Part of the Stobs Camp Project Lockdown Lectures series.

Delivered by Mahon Murphy, Associate Professor of International History at the Graduate School of Law, Kyoto University, Japan.

Introduction
During the First World War Japan housed around 4,800 German and Austro-Hungarian POWs in various camps across the country. These prisoners were mainly captured after Japan’s successful siege of the German concession of Qingdao (Tsingtao) on the Shandong Peninsula, China. My short lecture discusses the background to the POWs capture, explaining how Germans were in possession of concessions in China at the outbreak of the war and Japan’s motivations in electing to fight on the Entente side after war was declared in Europe. I then discuss the treatment of POWs held in Japan during the war, looking at camp conditions, camp regulations and the prisoners’ interactions with the local Japanese population.

The main focus of this talk will centre around the camp of Bando in Tokushima prefecture on the island of Shikoku. While this camp was not representative of camps as a whole in Japan it occupies and important place in the popular memory of the First World War in Japan. Purpose built and opened in 1917, it held a little over 1,000 POWs or around one fifth of all POWs held in Japan during the war.

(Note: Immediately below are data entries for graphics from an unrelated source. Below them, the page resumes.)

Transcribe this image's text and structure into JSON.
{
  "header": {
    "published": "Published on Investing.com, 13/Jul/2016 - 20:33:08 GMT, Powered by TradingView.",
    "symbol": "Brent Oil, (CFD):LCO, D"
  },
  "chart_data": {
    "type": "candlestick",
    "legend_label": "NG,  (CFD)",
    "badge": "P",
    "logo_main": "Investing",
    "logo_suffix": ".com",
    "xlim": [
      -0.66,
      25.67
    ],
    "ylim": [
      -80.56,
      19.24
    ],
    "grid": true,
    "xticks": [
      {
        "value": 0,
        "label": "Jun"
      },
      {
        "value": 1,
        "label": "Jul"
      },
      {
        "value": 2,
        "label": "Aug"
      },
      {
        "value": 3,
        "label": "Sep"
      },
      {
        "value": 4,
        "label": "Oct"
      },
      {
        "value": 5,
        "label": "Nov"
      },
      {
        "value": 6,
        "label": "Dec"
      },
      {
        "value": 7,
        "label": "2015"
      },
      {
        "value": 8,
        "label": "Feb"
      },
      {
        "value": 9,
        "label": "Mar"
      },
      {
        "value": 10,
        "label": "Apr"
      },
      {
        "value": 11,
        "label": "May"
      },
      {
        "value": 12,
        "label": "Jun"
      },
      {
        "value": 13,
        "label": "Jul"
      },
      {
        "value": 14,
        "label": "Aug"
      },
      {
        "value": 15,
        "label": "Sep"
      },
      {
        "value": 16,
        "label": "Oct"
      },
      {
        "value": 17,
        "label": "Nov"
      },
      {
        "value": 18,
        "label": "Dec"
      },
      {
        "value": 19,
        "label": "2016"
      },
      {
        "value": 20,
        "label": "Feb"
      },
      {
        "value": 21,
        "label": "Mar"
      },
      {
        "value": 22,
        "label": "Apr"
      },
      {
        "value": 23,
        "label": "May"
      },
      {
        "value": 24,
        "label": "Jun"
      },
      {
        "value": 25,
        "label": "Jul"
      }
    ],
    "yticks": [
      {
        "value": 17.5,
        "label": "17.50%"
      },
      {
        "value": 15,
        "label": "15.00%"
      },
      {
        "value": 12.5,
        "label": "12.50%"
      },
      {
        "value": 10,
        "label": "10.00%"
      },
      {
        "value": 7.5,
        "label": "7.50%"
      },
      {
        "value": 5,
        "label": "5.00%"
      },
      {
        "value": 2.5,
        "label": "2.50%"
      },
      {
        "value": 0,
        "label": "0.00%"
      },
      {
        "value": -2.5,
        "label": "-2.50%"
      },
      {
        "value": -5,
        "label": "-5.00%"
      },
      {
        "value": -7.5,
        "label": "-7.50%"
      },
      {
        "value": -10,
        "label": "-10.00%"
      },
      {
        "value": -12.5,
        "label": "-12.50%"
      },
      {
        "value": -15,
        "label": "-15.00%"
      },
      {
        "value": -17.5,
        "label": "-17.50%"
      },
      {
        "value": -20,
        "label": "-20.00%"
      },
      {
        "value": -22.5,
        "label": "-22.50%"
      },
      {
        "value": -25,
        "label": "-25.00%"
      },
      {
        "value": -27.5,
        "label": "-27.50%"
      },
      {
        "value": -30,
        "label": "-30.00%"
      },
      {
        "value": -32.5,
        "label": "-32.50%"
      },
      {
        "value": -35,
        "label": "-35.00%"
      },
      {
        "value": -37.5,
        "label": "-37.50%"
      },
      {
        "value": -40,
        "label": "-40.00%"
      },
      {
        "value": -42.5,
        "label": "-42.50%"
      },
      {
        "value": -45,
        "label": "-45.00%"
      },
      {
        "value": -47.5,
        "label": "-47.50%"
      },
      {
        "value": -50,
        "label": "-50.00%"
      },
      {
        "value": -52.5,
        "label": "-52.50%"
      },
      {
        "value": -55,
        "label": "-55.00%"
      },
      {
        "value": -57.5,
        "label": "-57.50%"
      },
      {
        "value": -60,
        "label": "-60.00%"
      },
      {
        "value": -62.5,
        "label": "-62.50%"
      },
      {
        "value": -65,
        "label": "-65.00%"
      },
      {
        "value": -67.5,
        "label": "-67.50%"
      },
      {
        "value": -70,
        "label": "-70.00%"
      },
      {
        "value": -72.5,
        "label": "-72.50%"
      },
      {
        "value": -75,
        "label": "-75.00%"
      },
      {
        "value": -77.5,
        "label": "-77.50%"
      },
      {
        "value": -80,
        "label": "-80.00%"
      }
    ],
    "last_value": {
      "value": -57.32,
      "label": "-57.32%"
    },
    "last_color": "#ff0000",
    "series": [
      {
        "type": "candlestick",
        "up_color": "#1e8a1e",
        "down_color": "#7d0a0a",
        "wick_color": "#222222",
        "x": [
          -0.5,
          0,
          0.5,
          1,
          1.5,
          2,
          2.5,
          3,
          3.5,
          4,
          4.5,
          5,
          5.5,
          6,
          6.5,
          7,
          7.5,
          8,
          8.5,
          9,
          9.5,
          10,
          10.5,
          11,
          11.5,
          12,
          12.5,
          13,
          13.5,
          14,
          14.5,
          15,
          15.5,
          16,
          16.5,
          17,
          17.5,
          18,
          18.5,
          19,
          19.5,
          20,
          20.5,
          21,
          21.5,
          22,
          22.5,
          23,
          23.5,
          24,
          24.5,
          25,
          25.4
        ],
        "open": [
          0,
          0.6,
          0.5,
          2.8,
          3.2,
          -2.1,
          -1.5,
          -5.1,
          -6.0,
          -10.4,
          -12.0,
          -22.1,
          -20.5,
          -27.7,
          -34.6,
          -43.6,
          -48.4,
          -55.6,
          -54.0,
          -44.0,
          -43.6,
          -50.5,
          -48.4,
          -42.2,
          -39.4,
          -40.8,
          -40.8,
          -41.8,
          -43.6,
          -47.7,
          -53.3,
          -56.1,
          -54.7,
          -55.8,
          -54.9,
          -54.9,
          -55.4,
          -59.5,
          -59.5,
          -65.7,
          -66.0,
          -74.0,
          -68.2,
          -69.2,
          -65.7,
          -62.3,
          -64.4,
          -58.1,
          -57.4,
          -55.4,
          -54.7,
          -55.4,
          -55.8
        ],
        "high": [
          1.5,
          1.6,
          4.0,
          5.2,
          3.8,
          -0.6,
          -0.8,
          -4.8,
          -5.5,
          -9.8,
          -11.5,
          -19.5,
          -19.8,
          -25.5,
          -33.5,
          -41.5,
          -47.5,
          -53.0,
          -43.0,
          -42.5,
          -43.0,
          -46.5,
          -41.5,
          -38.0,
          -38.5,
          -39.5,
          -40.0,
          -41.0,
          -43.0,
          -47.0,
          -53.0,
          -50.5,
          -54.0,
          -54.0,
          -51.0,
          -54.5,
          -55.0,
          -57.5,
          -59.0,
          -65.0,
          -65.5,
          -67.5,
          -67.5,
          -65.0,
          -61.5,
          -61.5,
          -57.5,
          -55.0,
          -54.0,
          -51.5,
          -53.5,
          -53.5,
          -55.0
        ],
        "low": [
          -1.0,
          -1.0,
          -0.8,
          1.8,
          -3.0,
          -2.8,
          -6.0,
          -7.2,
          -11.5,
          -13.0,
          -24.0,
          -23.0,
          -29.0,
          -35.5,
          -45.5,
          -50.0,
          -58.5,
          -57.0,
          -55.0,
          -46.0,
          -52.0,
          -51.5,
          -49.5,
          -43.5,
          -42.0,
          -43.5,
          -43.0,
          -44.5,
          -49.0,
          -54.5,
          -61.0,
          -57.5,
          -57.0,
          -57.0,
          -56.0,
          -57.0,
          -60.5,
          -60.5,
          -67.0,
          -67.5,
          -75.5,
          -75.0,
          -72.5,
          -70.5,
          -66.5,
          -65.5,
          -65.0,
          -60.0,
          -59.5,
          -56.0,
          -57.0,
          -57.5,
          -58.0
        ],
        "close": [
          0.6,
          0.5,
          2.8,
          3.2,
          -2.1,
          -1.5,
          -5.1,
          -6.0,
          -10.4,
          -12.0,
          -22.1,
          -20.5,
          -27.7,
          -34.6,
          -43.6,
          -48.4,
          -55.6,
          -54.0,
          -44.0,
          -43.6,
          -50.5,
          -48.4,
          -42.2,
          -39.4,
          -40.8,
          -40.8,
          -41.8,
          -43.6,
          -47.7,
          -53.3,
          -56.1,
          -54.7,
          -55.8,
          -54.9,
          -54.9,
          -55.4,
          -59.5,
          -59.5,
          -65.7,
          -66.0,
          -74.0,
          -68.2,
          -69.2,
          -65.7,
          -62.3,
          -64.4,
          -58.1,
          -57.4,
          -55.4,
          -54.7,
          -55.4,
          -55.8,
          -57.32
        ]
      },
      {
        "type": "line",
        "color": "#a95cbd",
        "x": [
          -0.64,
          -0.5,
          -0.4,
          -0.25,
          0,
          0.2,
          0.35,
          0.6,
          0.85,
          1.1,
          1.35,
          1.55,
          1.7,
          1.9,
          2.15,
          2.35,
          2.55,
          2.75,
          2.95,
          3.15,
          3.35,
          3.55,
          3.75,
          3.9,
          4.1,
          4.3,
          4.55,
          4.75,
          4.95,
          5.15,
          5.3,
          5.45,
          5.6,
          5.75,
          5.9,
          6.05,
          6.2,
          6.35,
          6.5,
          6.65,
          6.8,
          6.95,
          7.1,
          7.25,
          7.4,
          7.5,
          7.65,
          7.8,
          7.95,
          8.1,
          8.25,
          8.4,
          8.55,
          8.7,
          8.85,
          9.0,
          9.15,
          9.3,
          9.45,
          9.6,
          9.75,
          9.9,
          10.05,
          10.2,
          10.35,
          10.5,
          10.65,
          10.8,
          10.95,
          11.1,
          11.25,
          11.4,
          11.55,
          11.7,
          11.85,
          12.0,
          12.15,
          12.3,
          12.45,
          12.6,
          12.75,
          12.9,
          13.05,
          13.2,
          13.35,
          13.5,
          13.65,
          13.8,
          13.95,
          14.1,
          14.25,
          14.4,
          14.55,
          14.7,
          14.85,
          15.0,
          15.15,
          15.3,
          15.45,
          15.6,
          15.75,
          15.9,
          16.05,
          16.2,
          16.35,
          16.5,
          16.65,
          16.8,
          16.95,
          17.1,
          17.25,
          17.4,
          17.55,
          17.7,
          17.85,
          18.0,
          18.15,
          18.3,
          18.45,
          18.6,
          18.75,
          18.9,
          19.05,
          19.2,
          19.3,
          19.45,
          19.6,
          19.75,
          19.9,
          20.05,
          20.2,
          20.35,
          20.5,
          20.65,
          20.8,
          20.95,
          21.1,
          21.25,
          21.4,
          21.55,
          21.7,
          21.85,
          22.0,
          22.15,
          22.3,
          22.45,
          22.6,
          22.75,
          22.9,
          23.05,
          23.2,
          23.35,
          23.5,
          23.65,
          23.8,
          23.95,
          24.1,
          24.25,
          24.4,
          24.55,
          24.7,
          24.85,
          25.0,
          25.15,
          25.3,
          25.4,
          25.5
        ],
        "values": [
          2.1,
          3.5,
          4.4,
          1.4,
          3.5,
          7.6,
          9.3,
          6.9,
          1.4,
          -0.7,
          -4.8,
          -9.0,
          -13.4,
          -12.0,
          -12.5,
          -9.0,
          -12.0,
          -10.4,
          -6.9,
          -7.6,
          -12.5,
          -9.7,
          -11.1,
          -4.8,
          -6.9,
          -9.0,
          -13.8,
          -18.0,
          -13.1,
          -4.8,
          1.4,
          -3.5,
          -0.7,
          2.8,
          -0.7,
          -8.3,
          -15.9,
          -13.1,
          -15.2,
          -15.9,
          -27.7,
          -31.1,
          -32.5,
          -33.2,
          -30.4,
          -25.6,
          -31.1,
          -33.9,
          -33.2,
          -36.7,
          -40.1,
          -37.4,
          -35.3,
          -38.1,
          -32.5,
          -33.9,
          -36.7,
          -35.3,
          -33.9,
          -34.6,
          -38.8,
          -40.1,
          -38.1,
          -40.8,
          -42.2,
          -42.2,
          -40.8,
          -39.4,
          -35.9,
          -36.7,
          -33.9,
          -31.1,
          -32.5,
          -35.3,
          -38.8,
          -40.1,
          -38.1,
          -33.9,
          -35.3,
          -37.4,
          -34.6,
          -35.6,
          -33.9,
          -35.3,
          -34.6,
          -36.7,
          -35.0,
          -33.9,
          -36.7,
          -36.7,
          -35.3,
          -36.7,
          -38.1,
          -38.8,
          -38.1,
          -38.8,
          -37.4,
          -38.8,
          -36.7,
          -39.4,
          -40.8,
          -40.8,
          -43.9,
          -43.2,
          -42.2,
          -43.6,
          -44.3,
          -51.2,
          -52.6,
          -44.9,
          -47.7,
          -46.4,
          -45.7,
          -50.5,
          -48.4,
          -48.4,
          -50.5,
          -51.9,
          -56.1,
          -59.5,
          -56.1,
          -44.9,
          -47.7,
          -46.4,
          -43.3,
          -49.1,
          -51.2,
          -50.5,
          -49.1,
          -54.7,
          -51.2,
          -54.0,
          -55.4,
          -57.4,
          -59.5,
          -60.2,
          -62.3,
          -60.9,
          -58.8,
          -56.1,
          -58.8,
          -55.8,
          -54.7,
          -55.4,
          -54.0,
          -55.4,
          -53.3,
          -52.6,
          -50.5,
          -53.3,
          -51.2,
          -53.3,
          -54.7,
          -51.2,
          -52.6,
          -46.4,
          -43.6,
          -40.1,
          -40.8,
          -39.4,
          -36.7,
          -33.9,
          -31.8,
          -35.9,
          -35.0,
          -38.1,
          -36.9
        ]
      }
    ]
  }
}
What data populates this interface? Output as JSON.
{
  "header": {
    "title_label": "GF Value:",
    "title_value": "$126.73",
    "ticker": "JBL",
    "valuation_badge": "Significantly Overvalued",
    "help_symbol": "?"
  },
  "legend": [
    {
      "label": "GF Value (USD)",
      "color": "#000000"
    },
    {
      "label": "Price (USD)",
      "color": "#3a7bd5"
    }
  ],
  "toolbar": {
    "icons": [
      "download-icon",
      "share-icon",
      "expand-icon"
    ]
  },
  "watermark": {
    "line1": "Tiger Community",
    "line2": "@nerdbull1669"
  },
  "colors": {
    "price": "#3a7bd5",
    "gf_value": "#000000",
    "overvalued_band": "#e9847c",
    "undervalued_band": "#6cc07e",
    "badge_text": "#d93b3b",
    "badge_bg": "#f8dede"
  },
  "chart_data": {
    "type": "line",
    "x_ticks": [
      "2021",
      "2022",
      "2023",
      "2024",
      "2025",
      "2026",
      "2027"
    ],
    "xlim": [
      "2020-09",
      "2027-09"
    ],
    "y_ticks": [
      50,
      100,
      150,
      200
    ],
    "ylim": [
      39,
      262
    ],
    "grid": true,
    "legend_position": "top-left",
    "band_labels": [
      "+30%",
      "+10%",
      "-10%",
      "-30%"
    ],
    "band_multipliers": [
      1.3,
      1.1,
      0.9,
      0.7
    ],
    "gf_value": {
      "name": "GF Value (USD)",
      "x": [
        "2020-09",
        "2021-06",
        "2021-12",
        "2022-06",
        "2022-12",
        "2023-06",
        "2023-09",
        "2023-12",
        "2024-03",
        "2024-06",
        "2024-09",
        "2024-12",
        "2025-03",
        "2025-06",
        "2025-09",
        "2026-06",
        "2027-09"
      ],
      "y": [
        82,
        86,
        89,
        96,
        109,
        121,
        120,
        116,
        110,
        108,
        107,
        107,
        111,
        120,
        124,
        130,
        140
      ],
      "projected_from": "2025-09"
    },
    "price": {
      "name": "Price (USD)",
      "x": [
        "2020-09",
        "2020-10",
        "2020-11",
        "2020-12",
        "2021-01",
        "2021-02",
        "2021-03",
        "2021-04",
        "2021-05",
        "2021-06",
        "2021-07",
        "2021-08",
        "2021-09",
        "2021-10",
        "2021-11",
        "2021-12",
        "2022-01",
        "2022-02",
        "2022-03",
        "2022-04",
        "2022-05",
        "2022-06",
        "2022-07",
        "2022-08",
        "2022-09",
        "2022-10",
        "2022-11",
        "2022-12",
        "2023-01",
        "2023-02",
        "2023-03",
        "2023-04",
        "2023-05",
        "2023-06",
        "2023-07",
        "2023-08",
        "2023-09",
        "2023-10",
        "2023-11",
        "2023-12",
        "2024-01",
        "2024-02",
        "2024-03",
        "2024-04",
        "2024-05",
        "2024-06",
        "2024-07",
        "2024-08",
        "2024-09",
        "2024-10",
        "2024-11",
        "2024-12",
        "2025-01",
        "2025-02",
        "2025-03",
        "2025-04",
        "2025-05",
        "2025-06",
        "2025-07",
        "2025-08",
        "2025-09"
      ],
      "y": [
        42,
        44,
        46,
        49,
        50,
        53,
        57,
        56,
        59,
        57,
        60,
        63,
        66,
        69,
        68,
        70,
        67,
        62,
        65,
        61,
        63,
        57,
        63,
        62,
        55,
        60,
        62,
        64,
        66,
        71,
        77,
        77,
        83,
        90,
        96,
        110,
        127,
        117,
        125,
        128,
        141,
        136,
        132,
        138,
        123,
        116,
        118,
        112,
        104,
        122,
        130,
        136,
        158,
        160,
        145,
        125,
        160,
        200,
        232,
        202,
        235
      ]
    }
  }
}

Bando became a model camp with ample room for prisoners to engage in agriculture, engineering, arts and crafts and sport. It also became a site of cultural interaction with prisoners taking an interest in Japanese culture as well as introducing their own to Japan. The main legacy of which is the performance of Beethoven’s ninth symphony in the camp which has since gone to be country-wide tradition.

The site of the former Bando camp itself is an important site of memory in that it houses a memorial stone to all those POWs who died in Japan during the war. With the opening of the ‘The Naruto German House’ it is has also become a site of commemoration and important facet of Japan’s popular culture. (see the link for the Naruto German House Homepage (Japanese only)

Mahon Murphy is an Associate Professor of International History at the Graduate School of Law at Kyoto University. He received his PhD in 2015 from the London School of Economics and Political Science where he studied under David Stevenson and Heather Jones. His PhD was awarded the German Historical Institute London annual thesis prize in 2015. His first book, Colonial Captivity during the First World War: Internment and the Fall of the German Empire, 1914 -1919 (Cambridge University Press) was published in 2017. He was a member of the HERA funded project Making War Mapping Europe: Militarized Cultural Encounters 1792-1920 where he researched and published on the British military of occupation of Jerusalem 1917-1920. He is a region editor for the British Journal for Military History. Since moving to Japan, he has been a member of the research group Prisoners of War and Civilian Internees from the Viewpoint of East Asia, along with Naraoka Sochi and Kajiwara Katsuhiko. They are currently working on an edited volume on Japan’s treatment of prisoners of war from the Meiji Restoration until the Second World War. His most recent publication (2020) ‘The Heimei Maru Incident 1921: Japan’s Diplomatic Intervention in Prisoner of War Repatriation’ was published in The International History Review.